Why the big hurry? So the innumerable evils buried in this 1,500-page mound of cattle-feed-lot excrement might be concealed until too late for the public to give them as much grief as they received with the Obamacare 2,700-page bill.
The Federal Reserve was established in 1913 to ensure that America’s economy did not suffer further recession cycles. Since then, we have had 16 recessions, one depression, and the Great Depression. Having demonstrated their competence in accomplishing their theoretical function, they are to be given even more power to mismanage the economy in the new financial bill.
The feds are also going to clamp down on investors’ options to take risks with their investments. When no mode of investment is allowed to have more risk or pay more interest or dividends than a T-bill, how will the entrepreneurs who have found investors willing to assume high risks in order to obtain high returns continue to develop new technologies and breakthroughs that have made Americans’ standard of living the envy of the world, and helped other countries elevate their standard of living?

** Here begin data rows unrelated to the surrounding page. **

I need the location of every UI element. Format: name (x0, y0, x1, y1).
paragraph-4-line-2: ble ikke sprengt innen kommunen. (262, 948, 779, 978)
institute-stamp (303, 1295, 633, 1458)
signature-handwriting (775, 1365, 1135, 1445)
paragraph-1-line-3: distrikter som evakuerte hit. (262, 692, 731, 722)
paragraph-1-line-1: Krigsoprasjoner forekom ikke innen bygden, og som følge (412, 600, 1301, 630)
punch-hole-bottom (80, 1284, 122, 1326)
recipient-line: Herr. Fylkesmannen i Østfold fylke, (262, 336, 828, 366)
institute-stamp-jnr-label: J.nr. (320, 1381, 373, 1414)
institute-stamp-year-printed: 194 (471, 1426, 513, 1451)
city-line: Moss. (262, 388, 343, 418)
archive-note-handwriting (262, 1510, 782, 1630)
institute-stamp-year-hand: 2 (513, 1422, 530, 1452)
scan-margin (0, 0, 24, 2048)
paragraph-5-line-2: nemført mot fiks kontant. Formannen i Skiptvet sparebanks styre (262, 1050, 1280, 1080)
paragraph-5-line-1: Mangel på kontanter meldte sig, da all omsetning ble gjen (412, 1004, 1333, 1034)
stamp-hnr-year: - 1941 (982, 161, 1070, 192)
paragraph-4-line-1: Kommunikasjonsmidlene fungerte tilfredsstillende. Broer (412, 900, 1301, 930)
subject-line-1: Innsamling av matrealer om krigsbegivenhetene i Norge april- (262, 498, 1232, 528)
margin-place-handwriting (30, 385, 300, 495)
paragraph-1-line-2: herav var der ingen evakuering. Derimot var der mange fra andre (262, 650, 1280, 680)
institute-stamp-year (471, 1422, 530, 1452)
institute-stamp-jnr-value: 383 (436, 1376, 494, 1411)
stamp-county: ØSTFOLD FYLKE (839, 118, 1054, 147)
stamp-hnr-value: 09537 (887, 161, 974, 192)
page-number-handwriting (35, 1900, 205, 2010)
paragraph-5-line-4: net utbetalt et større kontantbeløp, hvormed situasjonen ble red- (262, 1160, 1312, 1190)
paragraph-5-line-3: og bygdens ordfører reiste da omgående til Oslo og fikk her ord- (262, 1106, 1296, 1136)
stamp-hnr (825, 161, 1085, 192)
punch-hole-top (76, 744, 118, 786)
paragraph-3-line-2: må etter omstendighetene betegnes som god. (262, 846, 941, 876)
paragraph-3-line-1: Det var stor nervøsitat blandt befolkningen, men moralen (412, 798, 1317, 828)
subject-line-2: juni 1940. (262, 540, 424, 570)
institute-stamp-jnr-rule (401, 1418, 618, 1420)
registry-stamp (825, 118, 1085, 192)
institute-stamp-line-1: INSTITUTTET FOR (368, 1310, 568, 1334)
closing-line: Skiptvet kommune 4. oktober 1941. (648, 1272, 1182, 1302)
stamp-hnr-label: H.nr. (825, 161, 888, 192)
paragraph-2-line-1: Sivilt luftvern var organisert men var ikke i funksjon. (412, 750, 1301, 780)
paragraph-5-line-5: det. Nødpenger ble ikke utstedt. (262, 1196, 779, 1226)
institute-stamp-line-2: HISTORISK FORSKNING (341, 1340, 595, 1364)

This bill provides the federal government with vastly expanded powers to keep their “boot upon the neck” of the U.S. economy. These are the people who: cannot balance their own budget; have inflated the value out of the dollar to the point where it costs $16.49 to buy what 6 cents bought in 1933; ran up the federal debt to the point where the world perceives U.S. debt instruments like junk bonds; have already regulated American industry to offshore manufacturing; and mandated the current sub-prime-mortgage-fiasco-caused recession they use as an excuse for this bill. The same people who stole the funds out of the Social Security surpluses, used them to pay for “on-budget” programs, and replaced them with non-marketable Treasury issues which pay interest in IOUs, not cash, thus adding to the federal debt, and causing the current shortfall of funds to pay their Social Security commitments. How long will it be before they use this new financial bill to apply the same principle to every 401k, IRA, bank savings account, money market fund, stock portfolio and employer’s pension fund account in the country?